There is a second copy of the three quarter sized sculpture at the US Calvary Museum in Fr. Riley, Kansas, both of these commissioned by Paul Mellon, and a third copy was made to be placed at the Virginia Historical Society in Richmond.
On the roof, above the three gables of the stone and wood Library building, which resembles an English country inn, there is a weather vane with a figure not of a rooster but a stylized horse in profile with flowing mane and tail. If there’s something you want to know about horses or turf and field sports, you’ll almost certainly be able to find it in the Library’s collection of 13,000 books, periodicals, photographs, films, and manuscripts. Appropriate ambience in the 15,000 square foot building is provided by paintings and sculptures by famous sporting artists.

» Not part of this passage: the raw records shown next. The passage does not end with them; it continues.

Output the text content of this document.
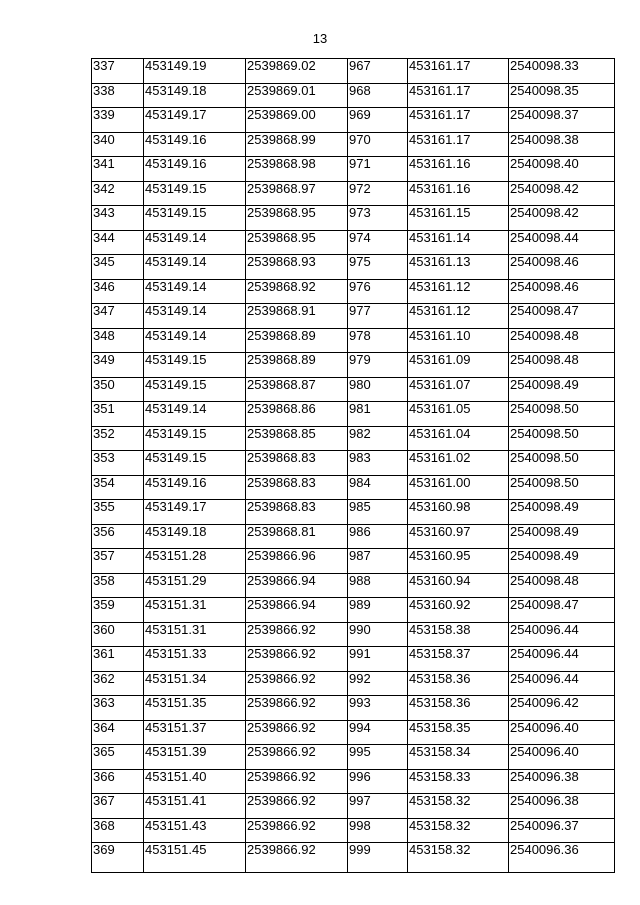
13
337	453149.19	2539869.02	967	453161.17	2540098.33
338	453149.18	2539869.01	968	453161.17	2540098.35
339	453149.17	2539869.00	969	453161.17	2540098.37
340	453149.16	2539868.99	970	453161.17	2540098.38
341	453149.16	2539868.98	971	453161.16	2540098.40
342	453149.15	2539868.97	972	453161.16	2540098.42
343	453149.15	2539868.95	973	453161.15	2540098.42
344	453149.14	2539868.95	974	453161.14	2540098.44
345	453149.14	2539868.93	975	453161.13	2540098.46
346	453149.14	2539868.92	976	453161.12	2540098.46
347	453149.14	2539868.91	977	453161.12	2540098.47
348	453149.14	2539868.89	978	453161.10	2540098.48
349	453149.15	2539868.89	979	453161.09	2540098.48
350	453149.15	2539868.87	980	453161.07	2540098.49
351	453149.14	2539868.86	981	453161.05	2540098.50
352	453149.15	2539868.85	982	453161.04	2540098.50
353	453149.15	2539868.83	983	453161.02	2540098.50
354	453149.16	2539868.83	984	453161.00	2540098.50
355	453149.17	2539868.83	985	453160.98	2540098.49
356	453149.18	2539868.81	986	453160.97	2540098.49
357	453151.28	2539866.96	987	453160.95	2540098.49
358	453151.29	2539866.94	988	453160.94	2540098.48
359	453151.31	2539866.94	989	453160.92	2540098.47
360	453151.31	2539866.92	990	453158.38	2540096.44
361	453151.33	2539866.92	991	453158.37	2540096.44
362	453151.34	2539866.92	992	453158.36	2540096.44
363	453151.35	2539866.92	993	453158.36	2540096.42
364	453151.37	2539866.92	994	453158.35	2540096.40
365	453151.39	2539866.92	995	453158.34	2540096.40
366	453151.40	2539866.92	996	453158.33	2540096.38
367	453151.41	2539866.92	997	453158.32	2540096.38
368	453151.43	2539866.92	998	453158.32	2540096.37
369	453151.45	2539866.92	999	453158.32	2540096.36
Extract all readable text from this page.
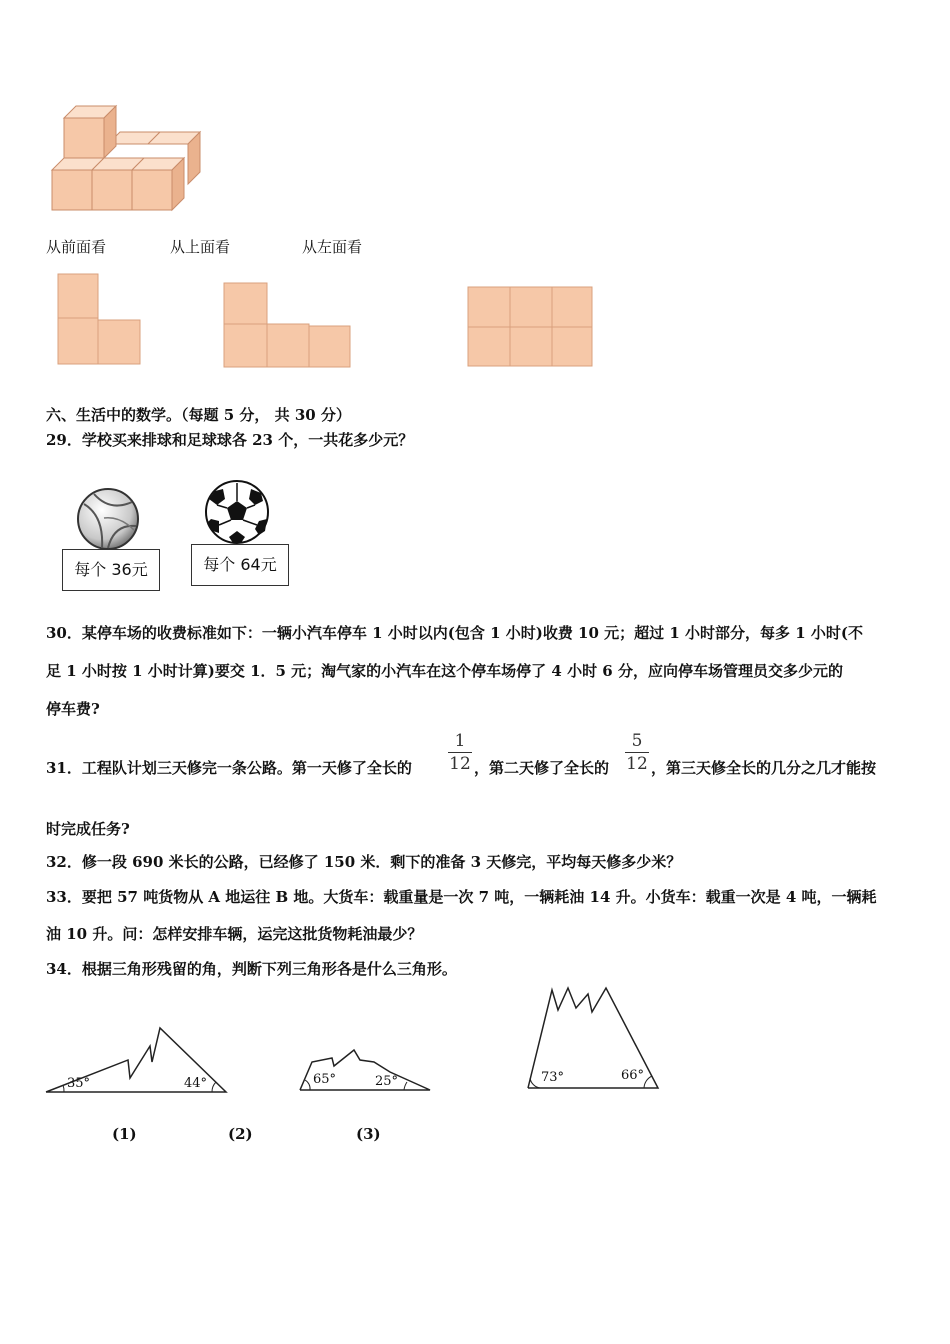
从前面看	从上面看	从左面看
六、生活中的数学。（每题 5 分， 共 30 分）
29．学校买来排球和足球球各 23 个，一共花多少元？
每个 36元	每个 64元
30．某停车场的收费标准如下：一辆小汽车停车 1 小时以内(包含 1 小时)收费 10 元；超过 1 小时部分，每多 1 小时(不
足 1 小时按 1 小时计算)要交 1．5 元；淘气家的小汽车在这个停车场停了 4 小时 6 分，应向停车场管理员交多少元的
停车费?
31．工程队计划三天修完一条公路。第一天修了全长的
1
12 ，第二天修了全长的
5
12 ，第三天修全长的几分之几才能按
时完成任务?
32．修一段 690 米长的公路，已经修了 150 米．剩下的准备 3 天修完，平均每天修多少米？
33．要把 57 吨货物从 A 地运往 B 地。大货车：载重量是一次 7 吨，一辆耗油 14 升。小货车：载重一次是 4 吨，一辆耗
油 10 升。问：怎样安排车辆，运完这批货物耗油最少？
34．根据三角形残留的角，判断下列三角形各是什么三角形。
35°	44°	65°	25°	73°	66°
(1)	(2)	(3)
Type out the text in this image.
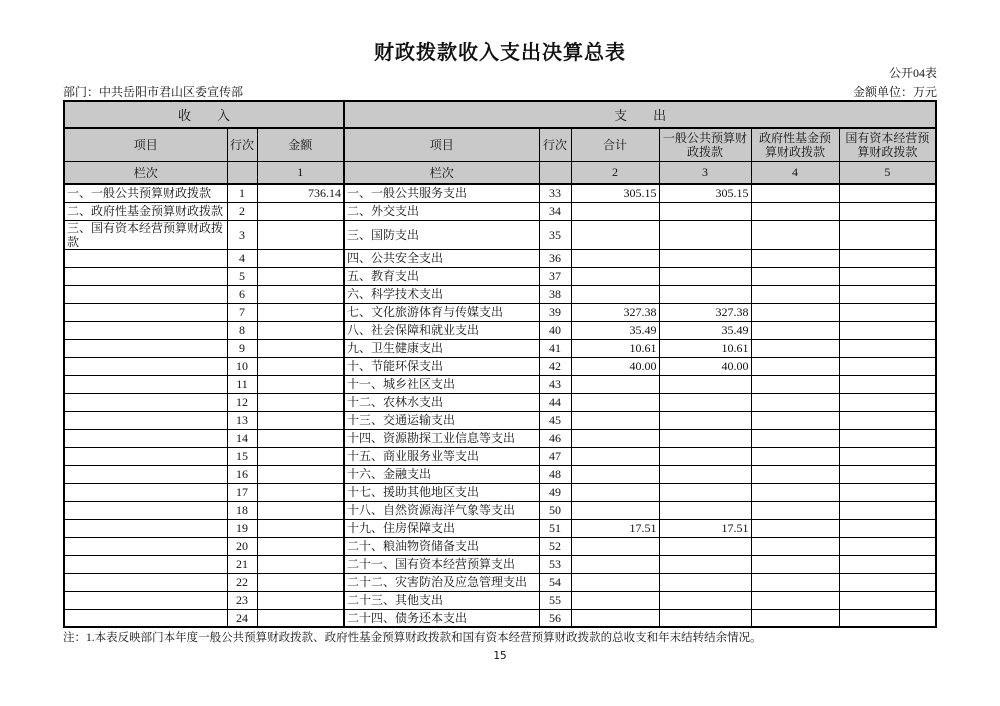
财政拨款收入支出决算总表
公开04表
部门：中共岳阳市君山区委宣传部	金额单位：万元
收　　入			支　　出					
项目	行次	金额	项目	行次	合计	一般公共预算财政拨款	政府性基金预算财政拨款	国有资本经营预算财政拨款
栏次		1	栏次		2	3	4	5
一、一般公共预算财政拨款	1	736.14	一、一般公共服务支出	33	305.15	305.15		
二、政府性基金预算财政拨款	2		二、外交支出	34				
三、国有资本经营预算财政拨款	3		三、国防支出	35				
	4		四、公共安全支出	36				
	5		五、教育支出	37				
	6		六、科学技术支出	38				
	7		七、文化旅游体育与传媒支出	39	327.38	327.38		
	8		八、社会保障和就业支出	40	35.49	35.49		
	9		九、卫生健康支出	41	10.61	10.61		
	10		十、节能环保支出	42	40.00	40.00		
	11		十一、城乡社区支出	43				
	12		十二、农林水支出	44				
	13		十三、交通运输支出	45				
	14		十四、资源勘探工业信息等支出	46				
	15		十五、商业服务业等支出	47				
	16		十六、金融支出	48				
	17		十七、援助其他地区支出	49				
	18		十八、自然资源海洋气象等支出	50				
	19		十九、住房保障支出	51	17.51	17.51		
	20		二十、粮油物资储备支出	52				
	21		二十一、国有资本经营预算支出	53				
	22		二十二、灾害防治及应急管理支出	54				
	23		二十三、其他支出	55				
	24		二十四、债务还本支出	56				
注：1.本表反映部门本年度一般公共预算财政拨款、政府性基金预算财政拨款和国有资本经营预算财政拨款的总收支和年末结转结余情况。
15
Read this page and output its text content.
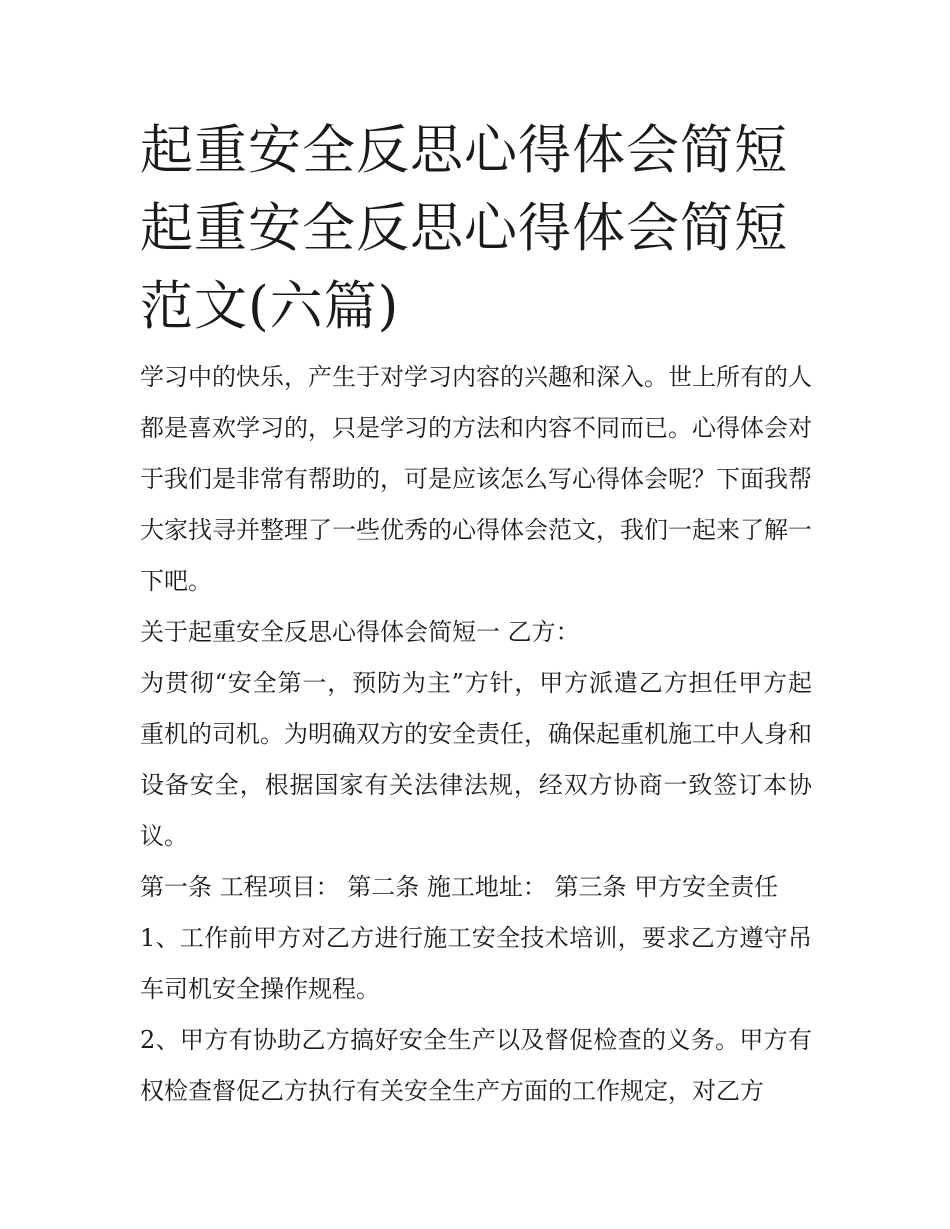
起重安全反思心得体会简短 起重安全反思心得体会简短范文(六篇)

学习中的快乐，产生于对学习内容的兴趣和深入。世上所有的人都是喜欢学习的，只是学习的方法和内容不同而已。心得体会对于我们是非常有帮助的，可是应该怎么写心得体会呢？下面我帮大家找寻并整理了一些优秀的心得体会范文，我们一起来了解一下吧。

关于起重安全反思心得体会简短一 乙方：

为贯彻“安全第一，预防为主”方针，甲方派遣乙方担任甲方起重机的司机。为明确双方的安全责任，确保起重机施工中人身和设备安全，根据国家有关法律法规，经双方协商一致签订本协议。

第一条 工程项目： 第二条 施工地址： 第三条 甲方安全责任

1、工作前甲方对乙方进行施工安全技术培训，要求乙方遵守吊车司机安全操作规程。

2、甲方有协助乙方搞好安全生产以及督促检查的义务。甲方有权检查督促乙方执行有关安全生产方面的工作规定，对乙方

The Library was founded in 1954 by George L. Ohrstrom Sr., president of the Orange Country Hunt, and Alexander Mackay-Smith MFH, editor of The Chronicle of the Horse. Ohrstrom passed away in 1955, but his son, George L. Ohrstrom Jr., has been the guiding force and Chairman of the Board for nearly half a century.
There is a daunting amount of material in the Library’s seven distinct collections – the Horsemanship Collection, the Steeple Collection, the Thoroughbred Collection, the Shooting Collection, the Foxhunting Collection, the Sporting Art Collection, and the Angling Collection.
Those who come to the library to pursue piscatorial interests are, to be sure, outnumbered by those interested in the quadrupeds, but the Angling Collection is not to be taken lightly. Its treasures include a copy of Richard Tracey’s Vox Piscis (1627) and several first editions of Izaak Walton’s The Compleat Angler (1653), which is the third most reprinted book in the English language after the Bible and the works of Shakespeare. The books range on historical texts such as fly fishing, to numerous volumes representing the proliferation of fishing literature that began to appear in the early twentieth century.
The movie Seabiscuit, based on Laura Hillenbrand’s book, Seabiscuit: An American Legend (2001) created a resurgence of popular interest in thoroughbred racing, which began in America in 1665 when Colonial Governor Richard Nicolls established the first race course on Long Island. In the Library’s Thoroughbred Collection the sport’s history, from its beginnings in England and Ireland to its evolution in America, is chronicled in more than 500 historical and contemporary books on racing, training, handicapping, pedigree references, race charts and biographies of horses, owners, and jockeys.
The Library is constantly expanding. Some recent acquisitions have been an early 17th century Italian manuscript on horsemanship by Valerio Piccardini, and several rare 16th and 17th century equestrian books from the estate of Capt. Vladimir Littaner, and they have initiated a Fellowship to have scholars and academicians research from their rare books. Chances are that everything there is to know about horses can be discovered at the National Sporting Library, and if there is a proverbial horse of a different color, it can be found here.